Nate and Shiu will appreciate feedback on some specific things that users like to see in Spine.

While I've only done basic animations in Spine thus far, if I had to list features, it would be these:

  1. Motion capture / rotoscoping and animation transfer
    (At about 2:10 in this video)

  1. Cloth dynamics / weighted physics

  1. Auto walk cycles / walk motors

  2. Path animation

Of all these though, I think the motion capture is very impressive. In addition, check out the videos on cloth/hair dynamics. It's very interesting how they are using weights and physics to achieve it.

There is also a nice animated Tiger which no doubt is great for marketing:

There are a bunch of YouTube videos of the app here:
https://www.youtube.com/channel/UCPqZjHnq8U1hFehOUqEmgyQ

It's obvious the people/person who made this put a lot of effort into it, observing that Spine is it's only real competition.
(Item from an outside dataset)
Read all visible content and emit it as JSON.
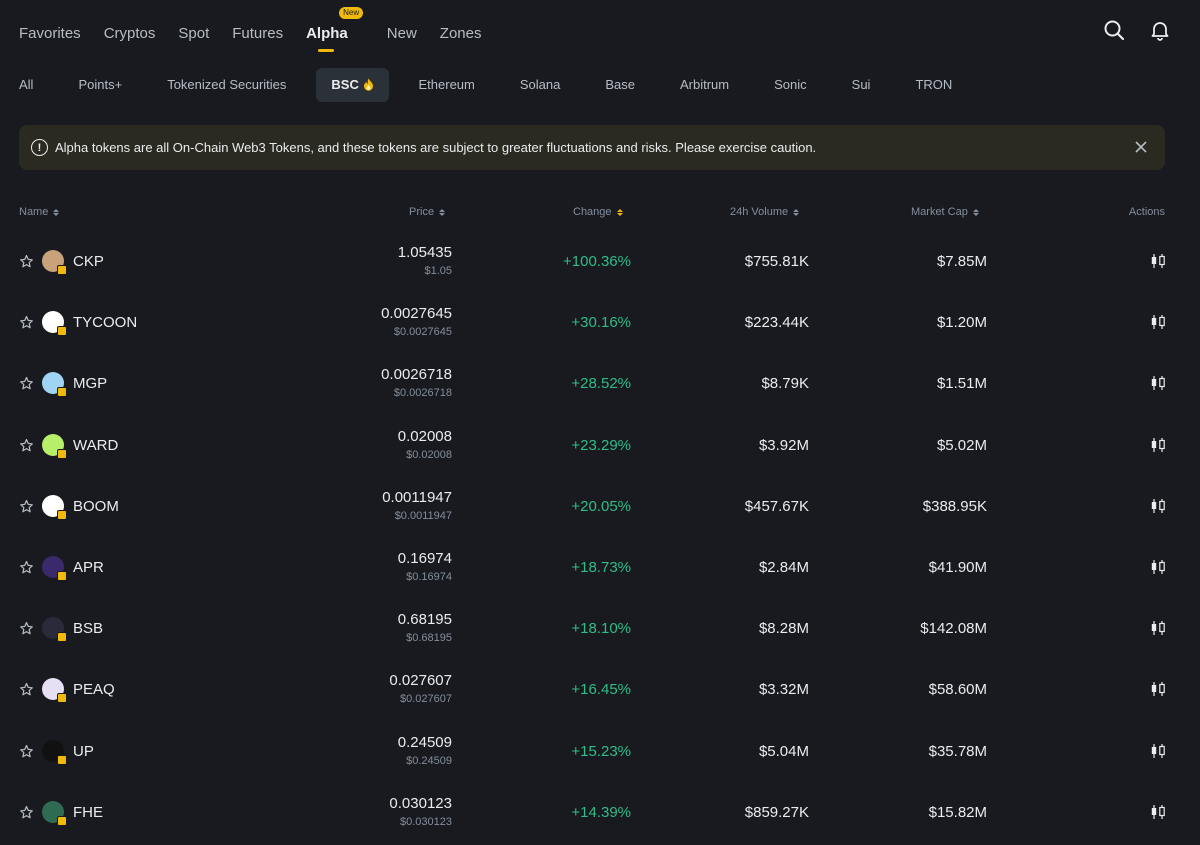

I originally thought it was only for Cocos. Looks like it has some other major runtimes too. Unity. MonoGame. Even libGDX. :p
Good luck as a mac-only app though.

I think its idea of "Motors" is the most interesting and it seems to be its go-to way of doing stuff.
Looks like "Motors" are actually procedural animation controllers right inside the system that can pull data from its data structures (like curves) and modify its other skeleton parts (like bones and mesh vertices), whereas in Spine, everything's currently just keyed-animated stuff, and you have to do all your procedural stuff yourself in your engine without the help of visual tools. I think the closest thing Spine currently has as a proto-"motor" is IK.

I think going through the different kinds of motors could be very informative.

I think the thing Creature has going for it is that it has a lot of ready-made animation features in it. They're actually quite powerful even if they're potentially inefficient as hell. And with computing power these days, I think it might actually end up a better choice for people who just want to just jump in and make stuff quickly for, say, motion comics or interactive story books or something, where immediately charming animations is important and functional flexibility isn't.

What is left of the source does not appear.